1997 Kamchatka earthquake
- UTC time: 1997-12-05 11:26:53
- ISC event: 1056468
- USGS-ANSS: ComCat
- Local date: December 5, 1997
- Local time: 23:26:53 PETT
- Magnitude: M_{w} 7.7
- Depth: 33 km (21 mi)
- Epicenter: 54°50′28″N 162°02′06″E﻿ / ﻿54.841°N 162.035°E
- Max. intensity: MMI VII (Very strong)

= 1997 Kamchatka earthquake =

Earthquake on the Kamchatka Peninsula, Russia

The 1997 Kamchatka earthquake, or 1997 Kronotsky earthquake, occurred on December 5 at 11:26 UTC near the east coast of the Kamchatka Peninsula. It was an 7.7 (7.6–7.8) earthquake and was felt with intensity MM V in Petropavlovsk-Kamchatskiy. A 60 cm (23.6 in) tsunami was recorded in Kahului, 47 cm (18.5 in.) in Hilo, and 15 cm (6 in.) in Unalaska. The local tsunami generated by this earthquake affected a mostly unpopulated region. A post-tsunami survey found runup (height above normal sea level) on the Kronotsky Peninsula was no more than a few meters.
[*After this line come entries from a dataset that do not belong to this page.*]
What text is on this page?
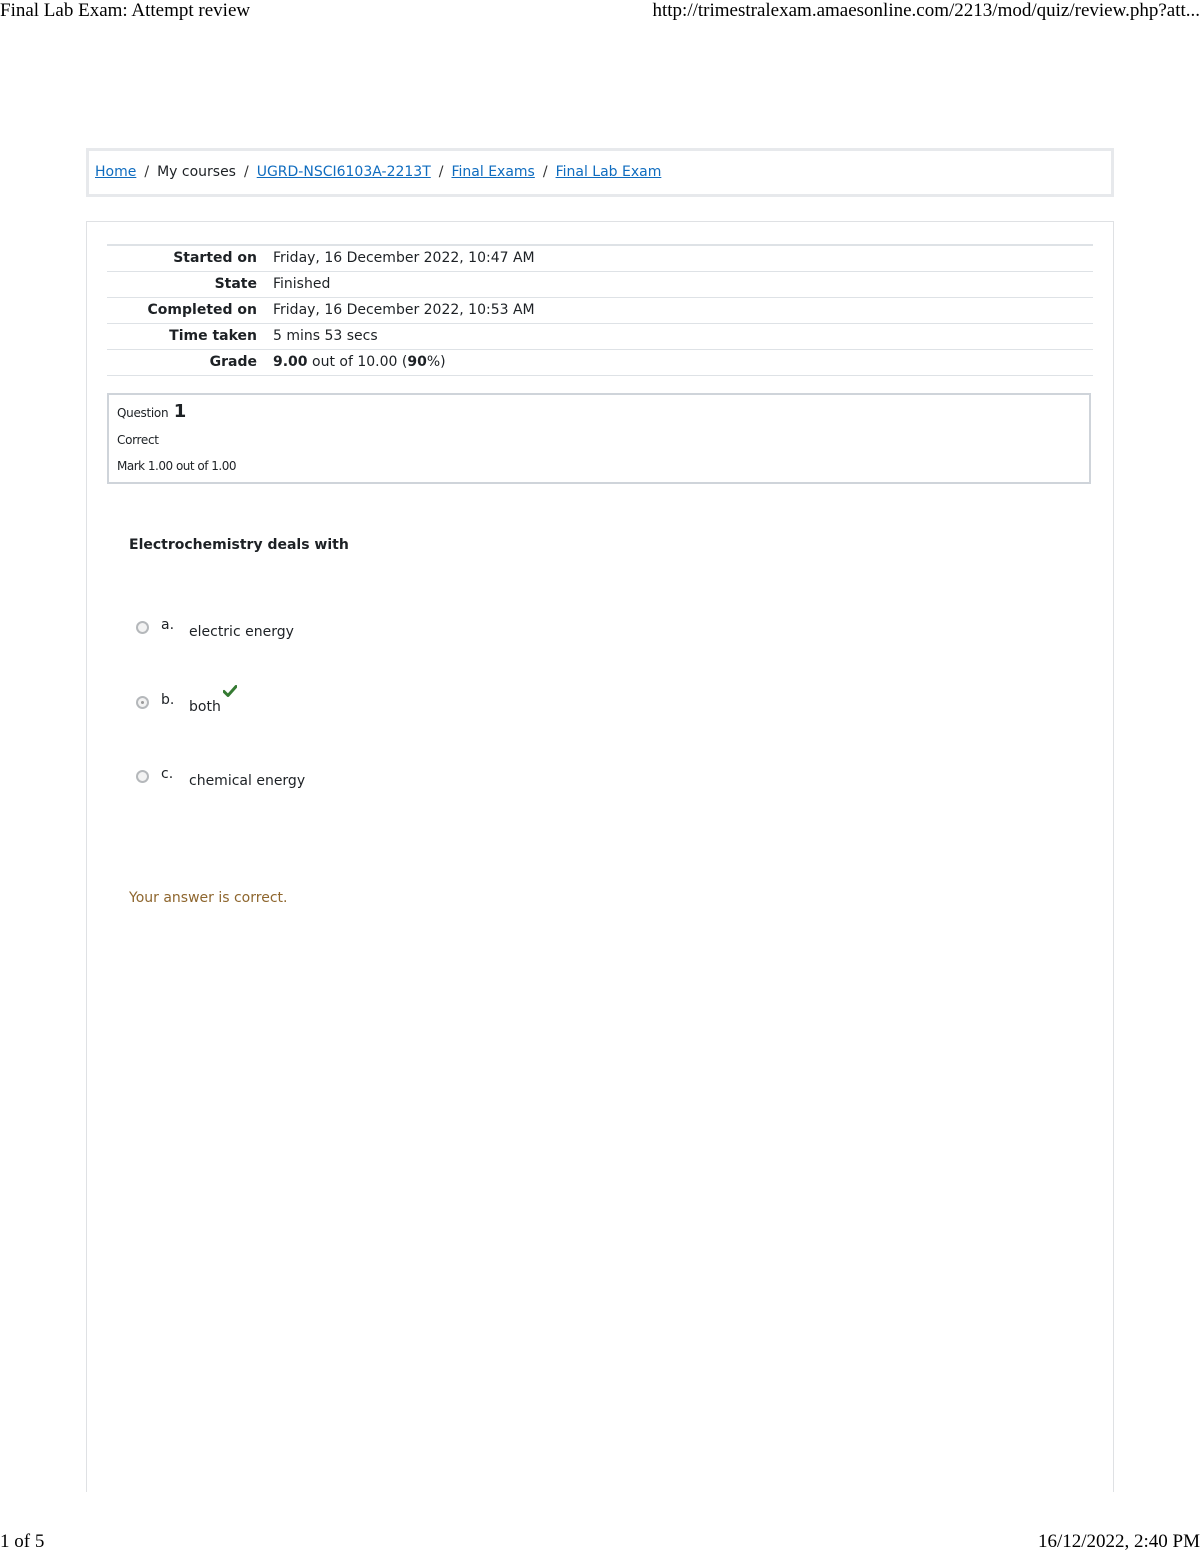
Final Lab Exam: Attempt review	http://trimestralexam.amaesonline.com/2213/mod/quiz/review.php?att...
Home / My courses / UGRD-NSCI6103A-2213T / Final Exams / Final Lab Exam
Started on	Friday, 16 December 2022, 10:47 AM
State	Finished
Completed on	Friday, 16 December 2022, 10:53 AM
Time taken	5 mins 53 secs
Grade	9.00 out of 10.00 (90%)
Question 1
Correct
Mark 1.00 out of 1.00
Electrochemistry deals with
a. electric energy
b. both
c. chemical energy
Your answer is correct.
1 of 5	16/12/2022, 2:40 PM
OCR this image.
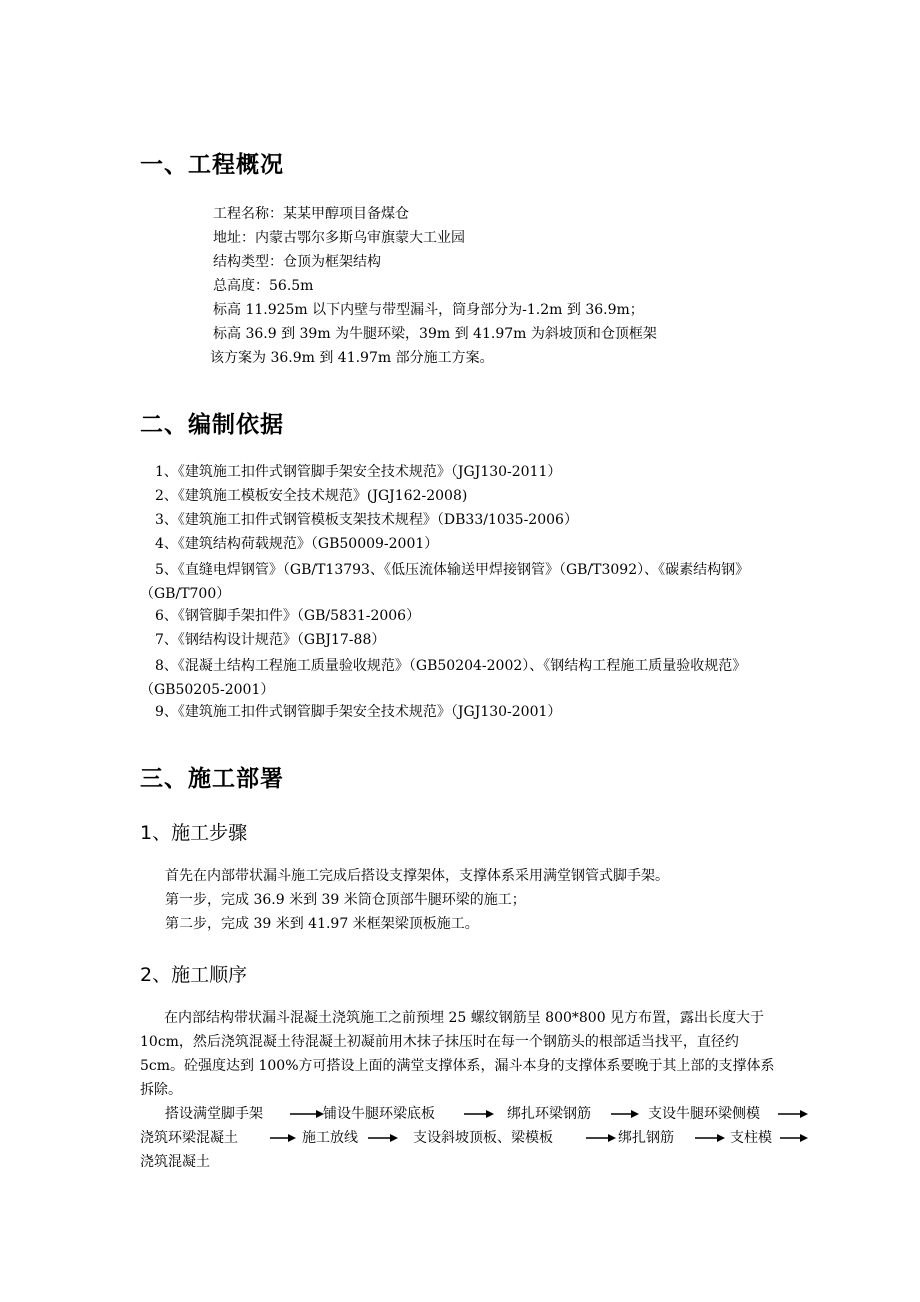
一、工程概况
工程名称：某某甲醇项目备煤仓
地址：内蒙古鄂尔多斯乌审旗蒙大工业园
结构类型：仓顶为框架结构
总高度：56.5m
标高 11.925m 以下内壁与带型漏斗，筒身部分为-1.2m 到 36.9m；
标高 36.9 到 39m 为牛腿环梁，39m 到 41.97m 为斜坡顶和仓顶框架
该方案为 36.9m 到 41.97m 部分施工方案。
二、编制依据
1、《建筑施工扣件式钢管脚手架安全技术规范》（JGJ130-2011）
2、《建筑施工模板安全技术规范》(JGJ162-2008)
3、《建筑施工扣件式钢管模板支架技术规程》（DB33/1035-2006）
4、《建筑结构荷载规范》（GB50009-2001）
5、《直缝电焊钢管》（GB/T13793、《低压流体输送甲焊接钢管》（GB/T3092）、《碳素结构钢》（GB/T700）
6、《钢管脚手架扣件》（GB/5831-2006）
7、《钢结构设计规范》（GBJ17-88）
8、《混凝土结构工程施工质量验收规范》（GB50204-2002）、《钢结构工程施工质量验收规范》（GB50205-2001）
9、《建筑施工扣件式钢管脚手架安全技术规范》（JGJ130-2001）
三、施工部署
1、施工步骤
首先在内部带状漏斗施工完成后搭设支撑架体，支撑体系采用满堂钢管式脚手架。
第一步，完成 36.9 米到 39 米筒仓顶部牛腿环梁的施工；
第二步，完成 39 米到 41.97 米框架梁顶板施工。
2、施工顺序
在内部结构带状漏斗混凝土浇筑施工之前预埋 25 螺纹钢筋呈 800*800 见方布置，露出长度大于 10cm，然后浇筑混凝土待混凝土初凝前用木抹子抹压时在每一个钢筋头的根部适当找平，直径约 5cm。砼强度达到 100%方可搭设上面的满堂支撑体系，漏斗本身的支撑体系要晚于其上部的支撑体系拆除。
搭设满堂脚手架	铺设牛腿环梁底板	绑扎环梁钢筋	支设牛腿环梁侧模
浇筑环梁混凝土	施工放线	支设斜坡顶板、梁模板	绑扎钢筋	支柱模
浇筑混凝土
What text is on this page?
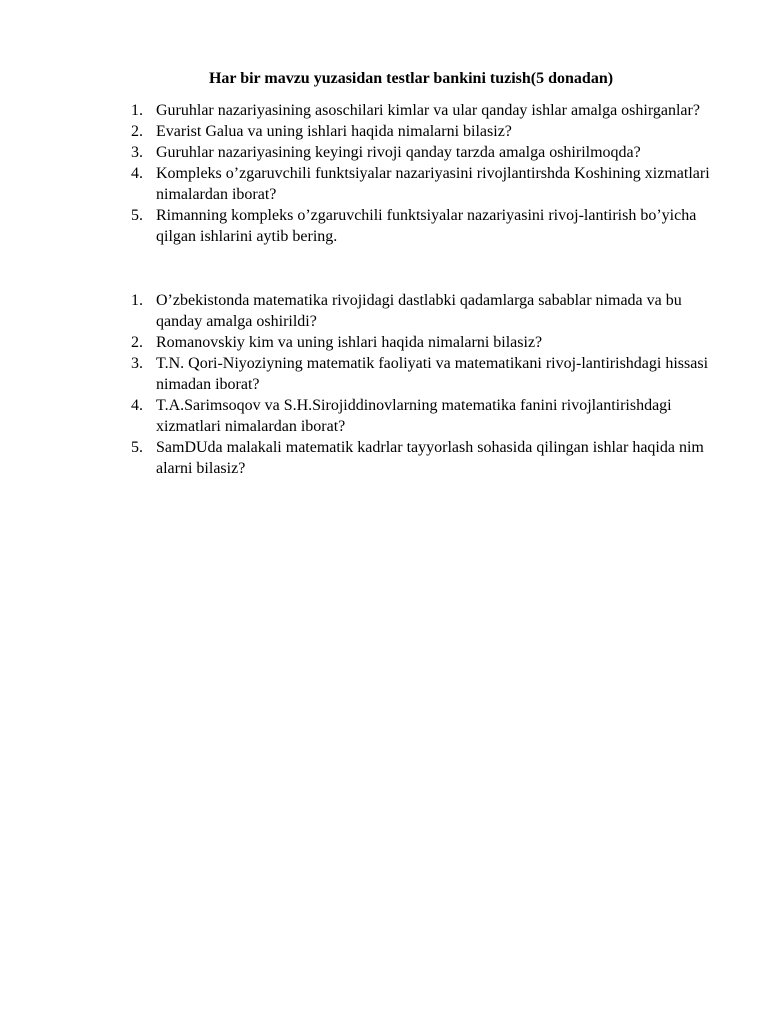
Har bir mavzu yuzasidan testlar bankini tuzish(5 donadan)
1. Guruhlar nazariyasining asoschilari kimlar va ular qanday ishlar amalga oshirganlar?
2. Evarist Galua va uning ishlari haqida nimalarni bilasiz?
3. Guruhlar nazariyasining keyingi rivoji qanday tarzda amalga oshirilmoqda?
4. Kompleks o’zgaruvchili funktsiyalar nazariyasini rivojlantirshda Koshining xizmatlari nimalardan iborat?
5. Rimanning kompleks o’zgaruvchili funktsiyalar nazariyasini rivoj-lantirish bo’yicha qilgan ishlarini aytib bering.
1. O’zbekistonda matematika rivojidagi dastlabki qadamlarga sabablar nimada va bu qanday amalga oshirildi?
2. Romanovskiy kim va uning ishlari haqida nimalarni bilasiz?
3. T.N. Qori-Niyoziyning matematik faoliyati va matematikani rivoj-lantirishdagi hissasi nimadan iborat?
4. T.A.Sarimsoqov va S.H.Sirojiddinovlarning matematika fanini rivojlantirishdagi xizmatlari nimalardan iborat?
5. SamDUda malakali matematik kadrlar tayyorlash sohasida qilingan ishlar haqida nim alarni bilasiz?
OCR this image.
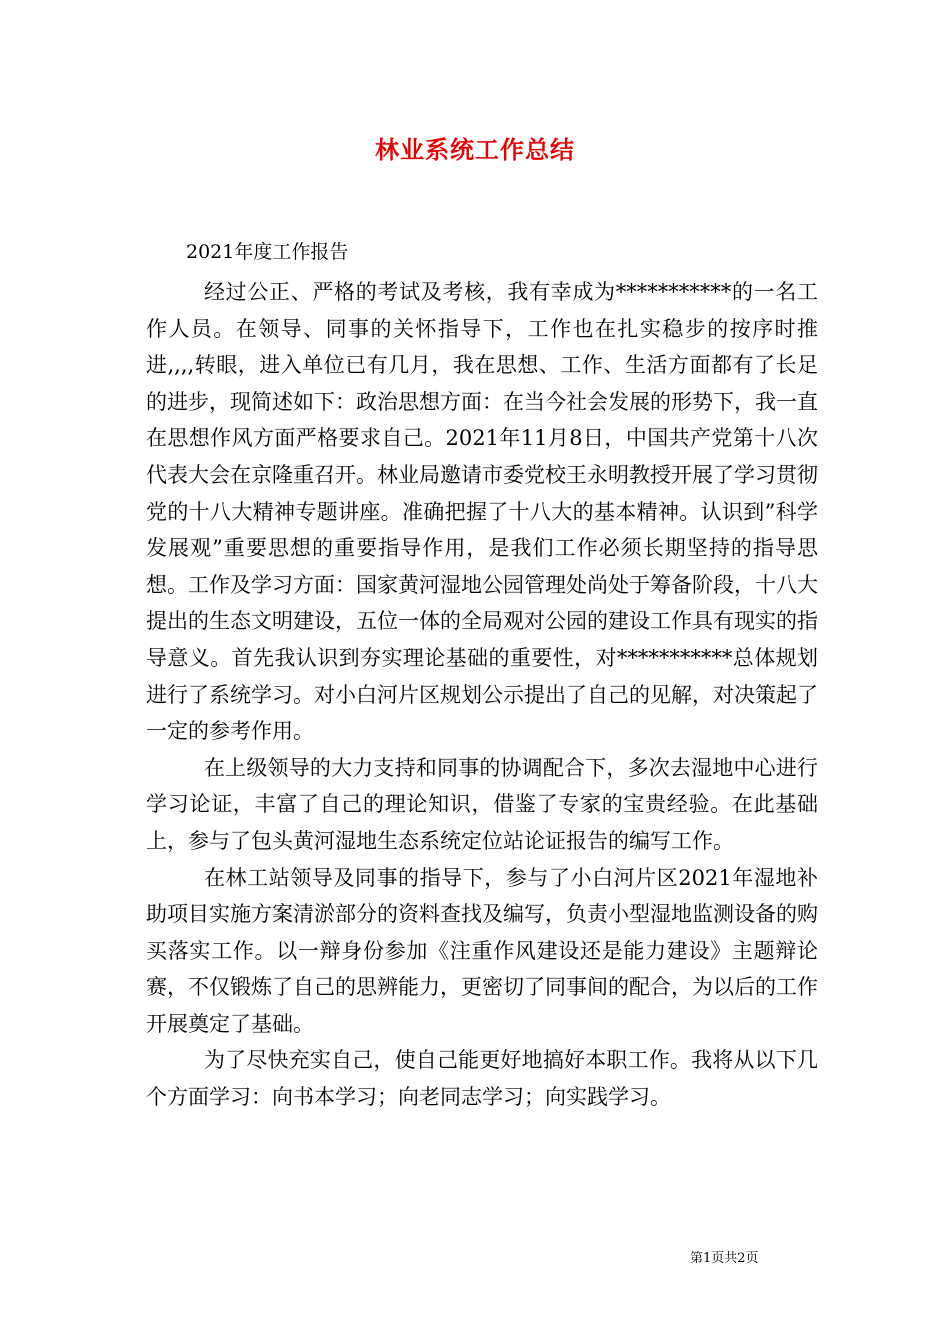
林业系统工作总结
2021年度工作报告

经过公正、严格的考试及考核，我有幸成为***********的一名工作人员。在领导、同事的关怀指导下，工作也在扎实稳步的按序时推进,,,,转眼，进入单位已有几月，我在思想、工作、生活方面都有了长足的进步，现简述如下：政治思想方面：在当今社会发展的形势下，我一直在思想作风方面严格要求自己。2021年11月8日，中国共产党第十八次代表大会在京隆重召开。林业局邀请市委党校王永明教授开展了学习贯彻党的十八大精神专题讲座。准确把握了十八大的基本精神。认识到”科学发展观”重要思想的重要指导作用，是我们工作必须长期坚持的指导思想。工作及学习方面：国家黄河湿地公园管理处尚处于筹备阶段，十八大提出的生态文明建设，五位一体的全局观对公园的建设工作具有现实的指导意义。首先我认识到夯实理论基础的重要性，对***********总体规划进行了系统学习。对小白河片区规划公示提出了自己的见解，对决策起了一定的参考作用。

在上级领导的大力支持和同事的协调配合下，多次去湿地中心进行学习论证，丰富了自己的理论知识，借鉴了专家的宝贵经验。在此基础上，参与了包头黄河湿地生态系统定位站论证报告的编写工作。

在林工站领导及同事的指导下，参与了小白河片区2021年湿地补助项目实施方案清淤部分的资料查找及编写，负责小型湿地监测设备的购买落实工作。以一辩身份参加《注重作风建设还是能力建设》主题辩论赛，不仅锻炼了自己的思辨能力，更密切了同事间的配合，为以后的工作开展奠定了基础。

为了尽快充实自己，使自己能更好地搞好本职工作。我将从以下几个方面学习：向书本学习；向老同志学习；向实践学习。

第1页共2页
However, a later geological survey north of the peninsula, as well as an interview with a park ranger, indicate that runup was up to 8 m along the coast near the Little and Big Chazhma rivers and north to the Storozh River.

Deformation during and after this earthquake was measured by GPS. There were significant foreshocks, and also an apparently independent rupture along the southern border of the primary rupture.